When you'd otherwise stuff one giant system prompt with every conditional branch, instead, classify the query type first, then load only the rules for that branch. The example pretends the user has been routed into the "technical support" lane, and unpacks just the troubleshooting playbook.

json · category-conditional rules
# Based on the classification of the customer query, a set of more specific
# instructions can be provided to the model. For example, assume the customer
# needs help with "troubleshooting."
{
  "messages": [
    {
      "role": "system",
      "content": "You will receive a customer service inquiry that requires technical support. You can assist the user in the following ways:\n\n- Ask them to check if *** is configured.\n  If all *** are configured but the problem persists, ask for the device model they are using.\n- Now you need to tell them how to restart the device:\n  = If the device model is A, perform ***.\n  - If the device model is B, suggest they perform ***."
    }
  ]
}
§ III.2 · Dialog summary

For long dialogs, summarize the older turns.
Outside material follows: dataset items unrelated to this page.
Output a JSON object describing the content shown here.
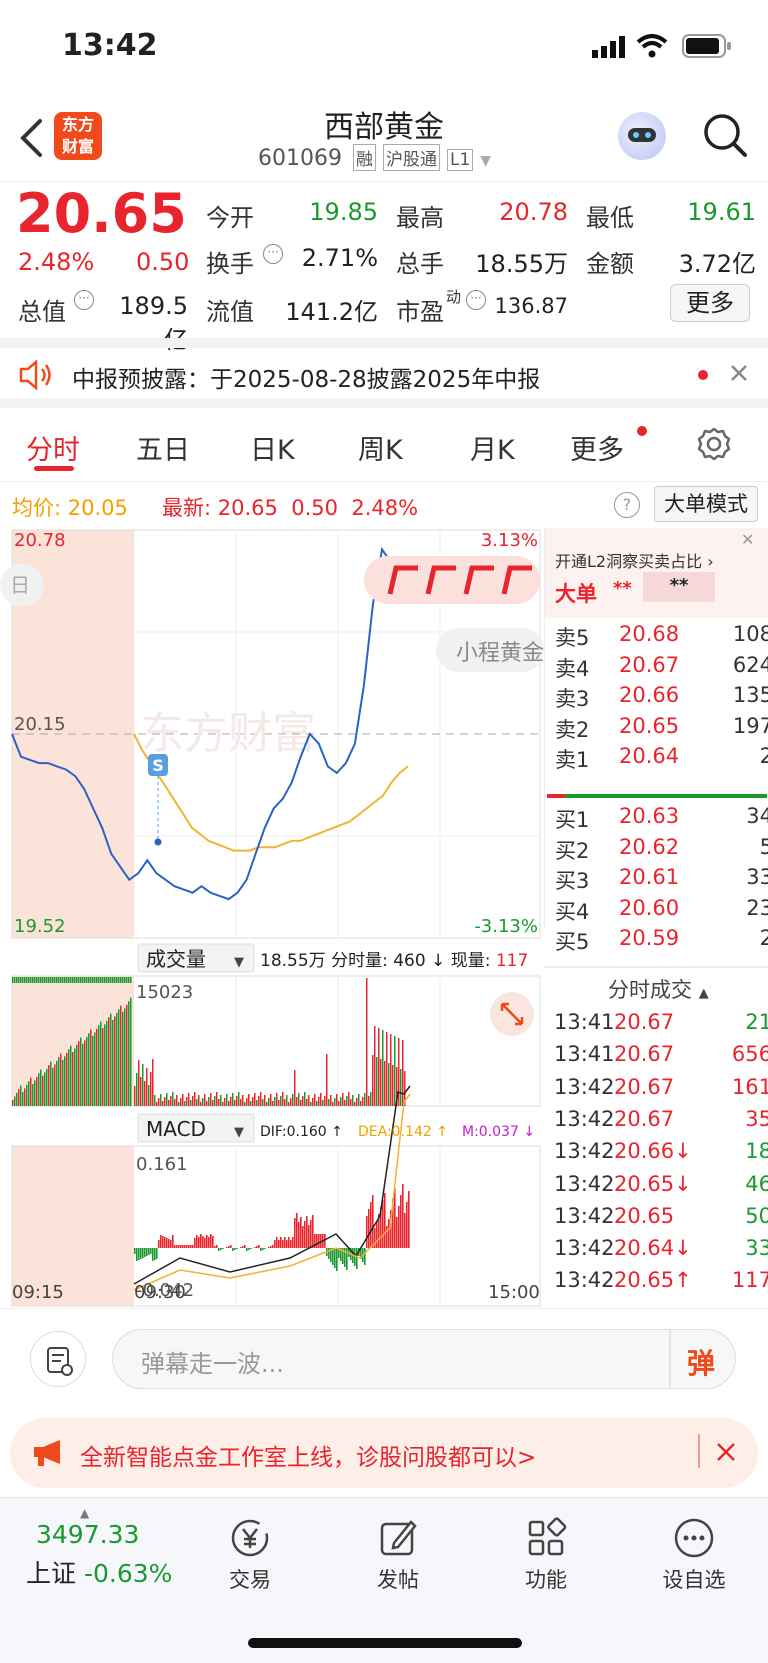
{
  "status": {
    "time": "13:42"
  },
  "nav": {
    "title": "西部黄金",
    "code": "601069",
    "tags": [
      "融",
      "沪股通",
      "L1"
    ],
    "logo_text_1": "东方",
    "logo_text_2": "财富"
  },
  "quote": {
    "price": "20.65",
    "change_pct": "2.48%",
    "change": "0.50",
    "open_label": "今开",
    "open": "19.85",
    "high_label": "最高",
    "high": "20.78",
    "low_label": "最低",
    "low": "19.61",
    "turnover_label": "换手",
    "turnover": "2.71%",
    "volume_label": "总手",
    "volume": "18.55万",
    "amount_label": "金额",
    "amount": "3.72亿",
    "mktcap_label": "总值",
    "mktcap": "189.5亿",
    "float_label": "流值",
    "float": "141.2亿",
    "pe_label": "市盈",
    "pe_sup": "动",
    "pe": "136.87",
    "more": "更多"
  },
  "notice": {
    "text": "中报预披露：于2025-08-28披露2025年中报"
  },
  "tabs": [
    "分时",
    "五日",
    "日K",
    "周K",
    "月K",
    "更多"
  ],
  "info": {
    "avg_label": "均价:",
    "avg": "20.05",
    "last_label": "最新:",
    "last": "20.65",
    "chg": "0.50",
    "pct": "2.48%",
    "mode": "大单模式"
  },
  "chart": {
    "y_top": "20.78",
    "y_mid": "20.15",
    "y_bot": "19.52",
    "pct_top": "3.13%",
    "pct_bot": "-3.13%",
    "badge": "S",
    "mini": "小程黄金",
    "watermark": "东方财富",
    "vol_select": "成交量",
    "vol_info": "18.55万 分时量: 460 ↓ 现量: ",
    "vol_now": "117",
    "vol_max": "15023",
    "macd_select": "MACD",
    "dif": "DIF:0.160 ↑",
    "dea": "DEA:0.142 ↑",
    "m": "M:0.037 ↓",
    "macd_top": "0.161",
    "macd_bot": "-0.042",
    "t_start": "09:15",
    "t_open": "09:30",
    "t_end": "15:00",
    "colors": {
      "price": "#2a63c5",
      "avg": "#f2b233",
      "up": "#e8242d",
      "down": "#1a9a2e"
    }
  },
  "chart_data": {
    "type": "line",
    "series": [
      {
        "values": [
          20.15,
          20.08,
          20.07,
          20.06,
          20.06,
          20.05,
          20.04,
          20.02,
          19.98,
          19.92,
          19.86,
          19.78,
          19.74,
          19.7,
          19.72,
          19.76,
          19.72,
          19.7,
          19.68,
          19.67,
          19.66,
          19.68,
          19.66,
          19.65,
          19.64,
          19.66,
          19.7,
          19.78,
          19.86,
          19.92,
          19.95,
          20.0,
          20.08,
          20.15,
          20.12,
          20.05,
          20.03,
          20.06,
          20.12,
          20.3,
          20.55,
          20.72,
          20.68,
          20.65
        ]
      },
      {
        "values": [
          20.15,
          20.1,
          20.06,
          20.02,
          19.98,
          19.94,
          19.9,
          19.86,
          19.84,
          19.82,
          19.81,
          19.8,
          19.79,
          19.79,
          19.79,
          19.8,
          19.8,
          19.8,
          19.81,
          19.82,
          19.82,
          19.83,
          19.84,
          19.85,
          19.86,
          19.87,
          19.88,
          19.9,
          19.92,
          19.94,
          19.96,
          20.0,
          20.03,
          20.05
        ]
      }
    ],
    "ylim": [
      19.52,
      20.78
    ]
  },
  "orderbook": {
    "header": "开通L2洞察买卖占比",
    "big_label": "大单",
    "big_a": "**",
    "big_b": "**",
    "asks": [
      {
        "label": "卖5",
        "price": "20.68",
        "vol": "108"
      },
      {
        "label": "卖4",
        "price": "20.67",
        "vol": "624"
      },
      {
        "label": "卖3",
        "price": "20.66",
        "vol": "135"
      },
      {
        "label": "卖2",
        "price": "20.65",
        "vol": "197"
      },
      {
        "label": "卖1",
        "price": "20.64",
        "vol": "2"
      }
    ],
    "bids": [
      {
        "label": "买1",
        "price": "20.63",
        "vol": "34"
      },
      {
        "label": "买2",
        "price": "20.62",
        "vol": "5"
      },
      {
        "label": "买3",
        "price": "20.61",
        "vol": "33"
      },
      {
        "label": "买4",
        "price": "20.60",
        "vol": "23"
      },
      {
        "label": "买5",
        "price": "20.59",
        "vol": "2"
      }
    ]
  },
  "trades": {
    "title": "分时成交",
    "rows": [
      {
        "time": "13:41",
        "price": "20.67",
        "vol": "21"
      },
      {
        "time": "13:41",
        "price": "20.67",
        "vol": "656"
      },
      {
        "time": "13:42",
        "price": "20.67",
        "vol": "161"
      },
      {
        "time": "13:42",
        "price": "20.67",
        "vol": "35"
      },
      {
        "time": "13:42",
        "price": "20.66↓",
        "vol": "18"
      },
      {
        "time": "13:42",
        "price": "20.65↓",
        "vol": "46"
      },
      {
        "time": "13:42",
        "price": "20.65",
        "vol": "50"
      },
      {
        "time": "13:42",
        "price": "20.64↓",
        "vol": "33"
      },
      {
        "time": "13:42",
        "price": "20.65↑",
        "vol": "117"
      }
    ]
  },
  "danmu": {
    "placeholder": "弹幕走一波...",
    "btn": "弹"
  },
  "banner": {
    "text": "全新智能点金工作室上线，诊股问股都可以>"
  },
  "bottom": {
    "index_value": "3497.33",
    "index_name": "上证",
    "index_pct": "-0.63%",
    "items": [
      "交易",
      "发帖",
      "功能",
      "设自选"
    ]
  }
}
The model's context window is fixed; an ongoing conversation between user and assistant is not. The proposed fix is the same trick every long-running agent system eventually adopts:

Pattern

When input size crosses a threshold, fire a sub-query that summarizes the older turns. Replace those turns with the summary as part of the system message, then continue. The same compression can run asynchronously across the whole chat.

§ III.3 · Recursive

For long documents, recursively build a summary of summaries.

The recursive pattern. To summarize a book, summarize each chapter; aggregate those into partial summaries; aggregate those into a summary of summaries; repeat until the whole work fits in one response. The key refinement, easy to miss on a first read, is what you do when later sections depend on earlier ones:

Verbatim · Moonshot

If understanding later parts requires reference to earlier chapters, then when summarizing a specific point in the book, include summaries of the chapters preceding that point.
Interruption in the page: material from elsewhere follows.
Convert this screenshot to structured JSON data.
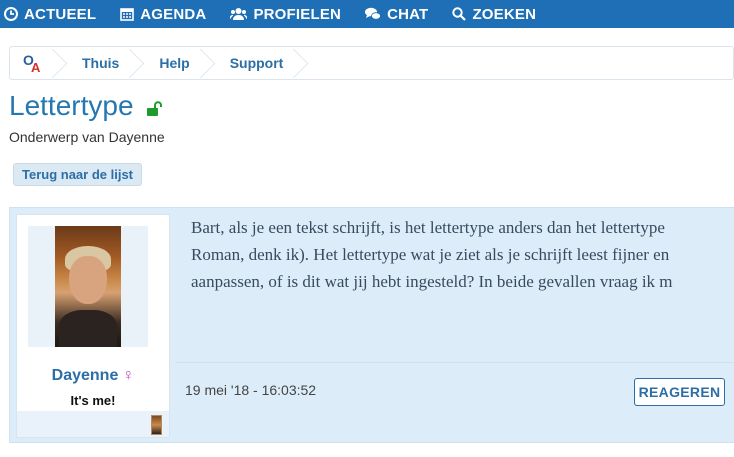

That clause turns naïve map-reduce into something with a working memory, earlier summaries are forwarded as context to later summarization passes. Without it, recursive summarization quietly drops the narrative thread.

Bottom line · entire doc

Three families, nine numbered moves, and a single sentence underneath all of them.

Be specific. Show what you mean. Give the model the source. If a task is too big for one prompt, route it, compress it, or recurse over it. The doc is short by design: it's a reference, not an essay, and every technique is mechanical enough to drop into a system message tomorrow.